Abstract

This edited volume is an interdisciplinary work which reminds the reader of the joys of psychiatry: that which is known and that which can currently only be hypothesized. It brings together philosophy, cognitive neuroscience, neuropsychology, psychiatry and neurology in a great flurry of ideas which create as many questions as answers. Where many interdisciplinary works are patchy, this one succeeds in crossing paradigms in ways which enlighten rather than mystify.

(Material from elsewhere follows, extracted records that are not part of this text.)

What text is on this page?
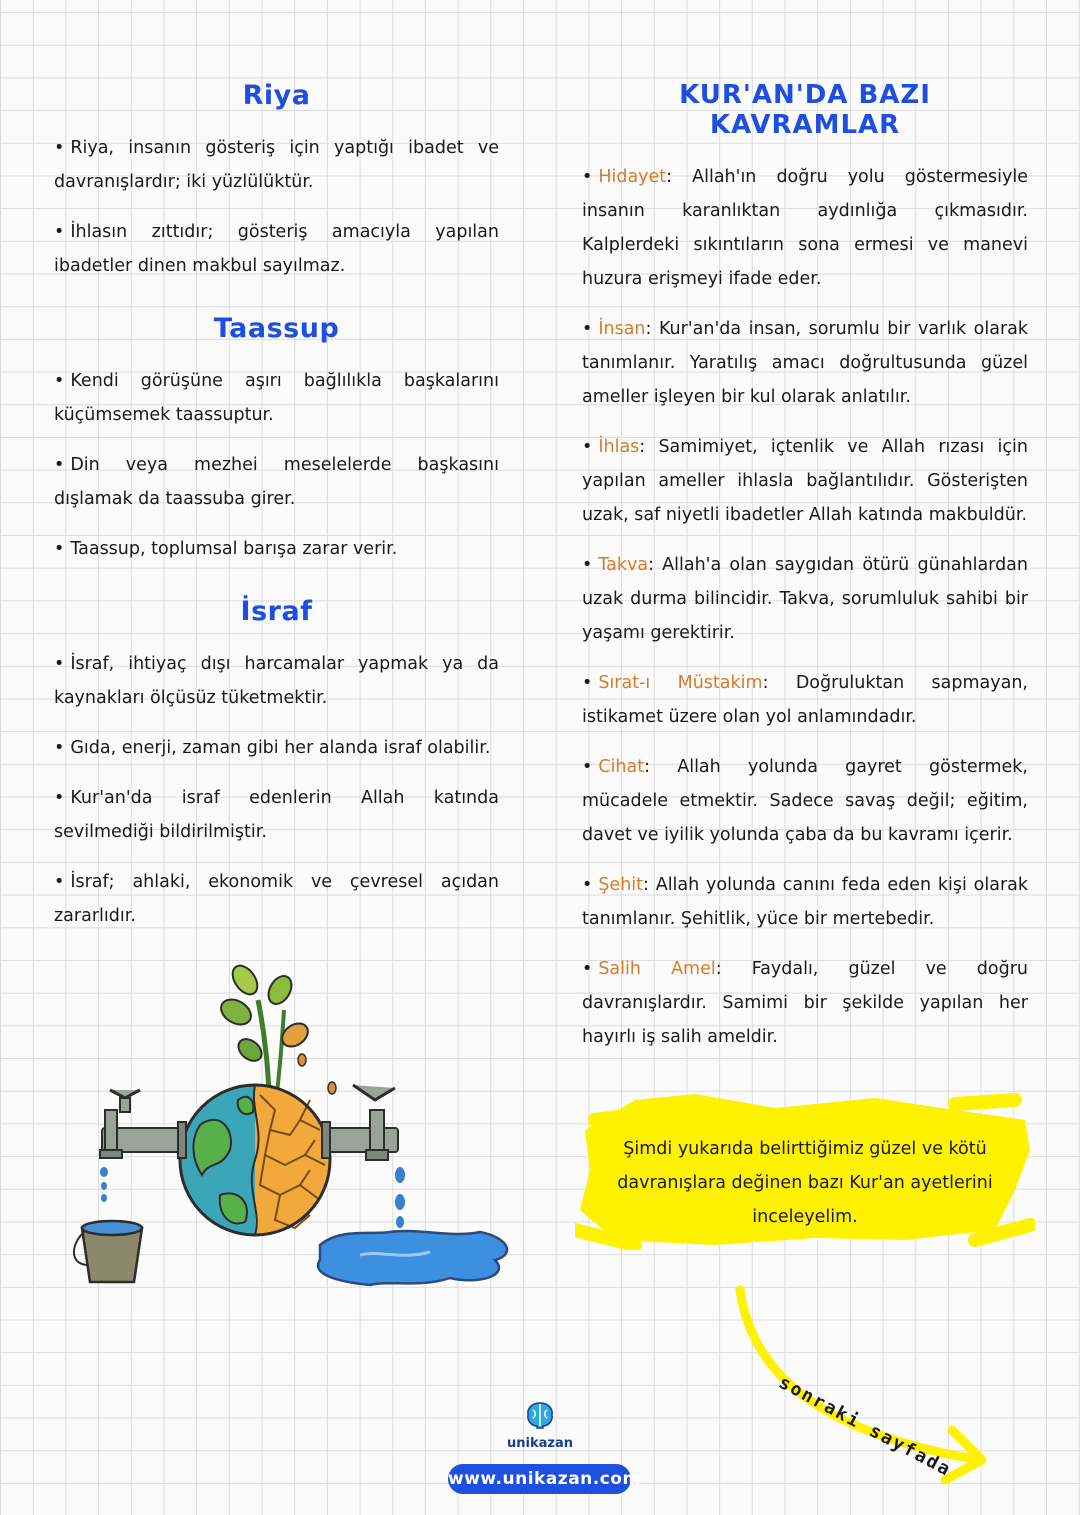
Riya

• Riya, insanın gösteriş için yaptığı ibadet ve davranışlardır; iki yüzlülüktür.

• İhlasın zıttıdır; gösteriş amacıyla yapılan ibadetler dinen makbul sayılmaz.

Taassup

• Kendi görüşüne aşırı bağlılıkla başkalarını küçümsemek taassuptur.

• Din veya mezhei meselelerde başkasını dışlamak da taassuba girer.

• Taassup, toplumsal barışa zarar verir.

İsraf

• İsraf, ihtiyaç dışı harcamalar yapmak ya da kaynakları ölçüsüz tüketmektir.

• Gıda, enerji, zaman gibi her alanda israf olabilir.

• Kur'an'da israf edenlerin Allah katında sevilmediği bildirilmiştir.

• İsraf; ahlaki, ekonomik ve çevresel açıdan zararlıdır.

KUR'AN'DA BAZI KAVRAMLAR

• Hidayet: Allah'ın doğru yolu göstermesiyle insanın karanlıktan aydınlığa çıkmasıdır. Kalplerdeki sıkıntıların sona ermesi ve manevi huzura erişmeyi ifade eder.

• İnsan: Kur'an'da insan, sorumlu bir varlık olarak tanımlanır. Yaratılış amacı doğrultusunda güzel ameller işleyen bir kul olarak anlatılır.

• İhlas: Samimiyet, içtenlik ve Allah rızası için yapılan ameller ihlasla bağlantılıdır. Gösterişten uzak, saf niyetli ibadetler Allah katında makbuldür.

• Takva: Allah'a olan saygıdan ötürü günahlardan uzak durma bilincidir. Takva, sorumluluk sahibi bir yaşamı gerektirir.

• Sırat-ı Müstakim: Doğruluktan sapmayan, istikamet üzere olan yol anlamındadır.

• Cihat: Allah yolunda gayret göstermek, mücadele etmektir. Sadece savaş değil; eğitim, davet ve iyilik yolunda çaba da bu kavramı içerir.

• Şehit: Allah yolunda canını feda eden kişi olarak tanımlanır. Şehitlik, yüce bir mertebedir.

• Salih Amel: Faydalı, güzel ve doğru davranışlardır. Samimi bir şekilde yapılan her hayırlı iş salih ameldir.

Şimdi yukarıda belirttiğimiz güzel ve kötü davranışlara değinen bazı Kur'an ayetlerini inceleyelim.
sonraki sayfada
unikazan
www.unikazan.com
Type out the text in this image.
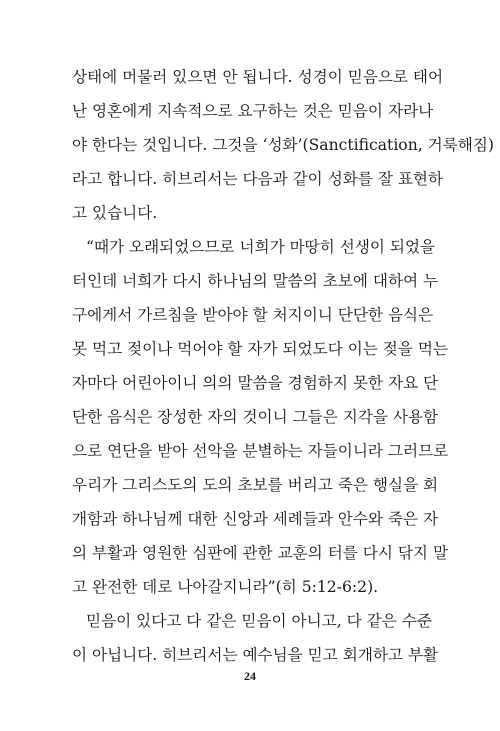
상태에 머물러 있으면 안 됩니다. 성경이 믿음으로 태어
난 영혼에게 지속적으로 요구하는 것은 믿음이 자라나
야 한다는 것입니다. 그것을 ‘성화’(Sanctification, 거룩해짐)
라고 합니다. 히브리서는 다음과 같이 성화를 잘 표현하
고 있습니다.
“때가 오래되었으므로 너희가 마땅히 선생이 되었을
터인데 너희가 다시 하나님의 말씀의 초보에 대하여 누
구에게서 가르침을 받아야 할 처지이니 단단한 음식은
못 먹고 젖이나 먹어야 할 자가 되었도다 이는 젖을 먹는
자마다 어린아이니 의의 말씀을 경험하지 못한 자요 단
단한 음식은 장성한 자의 것이니 그들은 지각을 사용함
으로 연단을 받아 선악을 분별하는 자들이니라 그러므로
우리가 그리스도의 도의 초보를 버리고 죽은 행실을 회
개함과 하나님께 대한 신앙과 세례들과 안수와 죽은 자
의 부활과 영원한 심판에 관한 교훈의 터를 다시 닦지 말
고 완전한 데로 나아갈지니라”(히 5:12-6:2).
믿음이 있다고 다 같은 믿음이 아니고, 다 같은 수준
이 아닙니다. 히브리서는 예수님을 믿고 회개하고 부활
24
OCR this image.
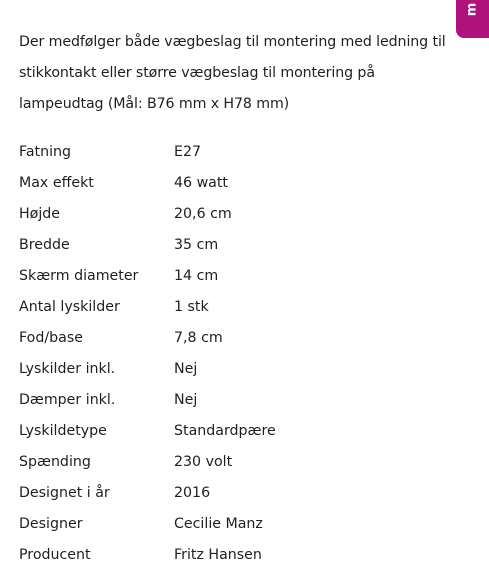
Der medfølger både vægbeslag til montering med ledning til stikkontakt eller større vægbeslag til montering på lampeudtag (Mål: B76 mm x H78 mm)

m
Fatning	E27
Max effekt	46 watt
Højde	20,6 cm
Bredde	35 cm
Skærm diameter	14 cm
Antal lyskilder	1 stk
Fod/base	7,8 cm
Lyskilder inkl.	Nej
Dæmper inkl.	Nej
Lyskildetype	Standardpære
Spænding	230 volt
Designet i år	2016
Designer	Cecilie Manz
Producent	Fritz Hansen
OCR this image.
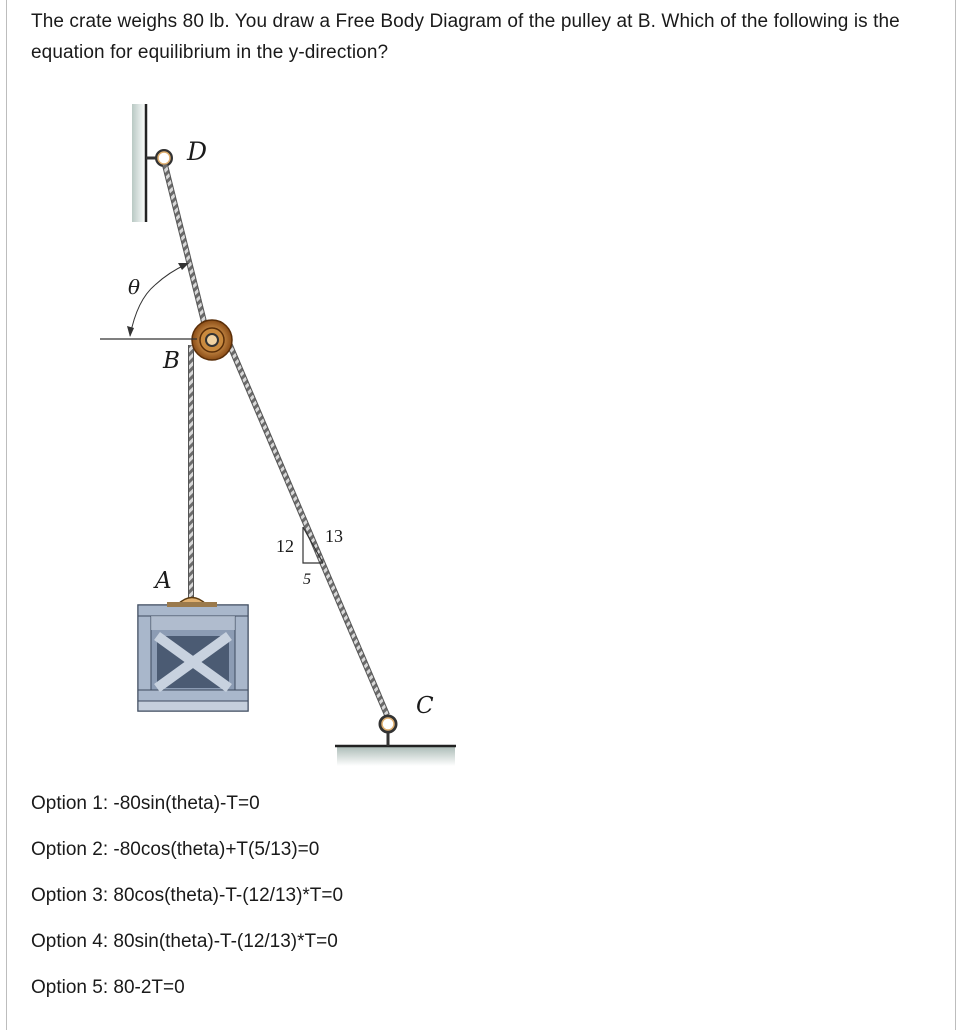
The crate weighs 80 lb. You draw a Free Body Diagram of the pulley at B. Which of the following is the equation for equilibrium in the y-direction?

D
θ
B
A
C
12 13
5
Option 1 : -80sin(theta)-T=0
Option 2 : -80cos(theta)+T(5/13)=0
Option 3 : 80cos(theta)-T-(12/13)*T=0
Option 4 : 80sin(theta)-T-(12/13)*T=0
Option 5 : 80-2T=0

Taking schizophrenia as a disorder which involves a disordered sense of self, the authors approach this disintegration from a number of different viewpoints. Some chapters are abstract and theoretical, while others are empirical and based upon clinical material. Most levels of current cognitive neuroscience theories receive an airing, from functional dysconnectivity to laterality, but philosophical perspectives are also given equal space. Unlike many multi-author works, chapter authors refer frequently to other chapters and thus the work is cohesive and not repetitive or redundant.
The first section provides an historical and conceptual discussion of the self and sets the ground for its pathologies. Subsequently the cognitive neuroscience of the self is approached from a number of theoretical viewpoints. In the larger remainder of the book, a number of conceptual and practical viewpoints are utilized to explore how schizophrenia affects, inter alia, the self, agency, selfconsciousness and self-narrative. The editors provide a substantial concluding chapter which seeks, as best possible, to integrate the diverse viewpoints into a theoretical and experimental framework. Some chapters are dense, complex and hard going. There are enough contributors that one can skip to different viewpoints and not become bogged down or disheartened.
This is an eloquent and provocative work. It will stimulate the reader, by exposing them to new ways of regarding complex questions about psychosis. It will alert most to the influence of neurosciences on phenomenology, to novel methods of exploring the fundamental symptoms of psychosis and the ways in which alternative theoretical stances from other disciplines might provide new insights into schizophrenia. Despite its broad ambit and the difficulty of some chapters, this work is a gem and should be considered by both the enthusiastic and the jaded: it has a great deal to offer and skips through a good deal of current cognitive neuroscience research in the process.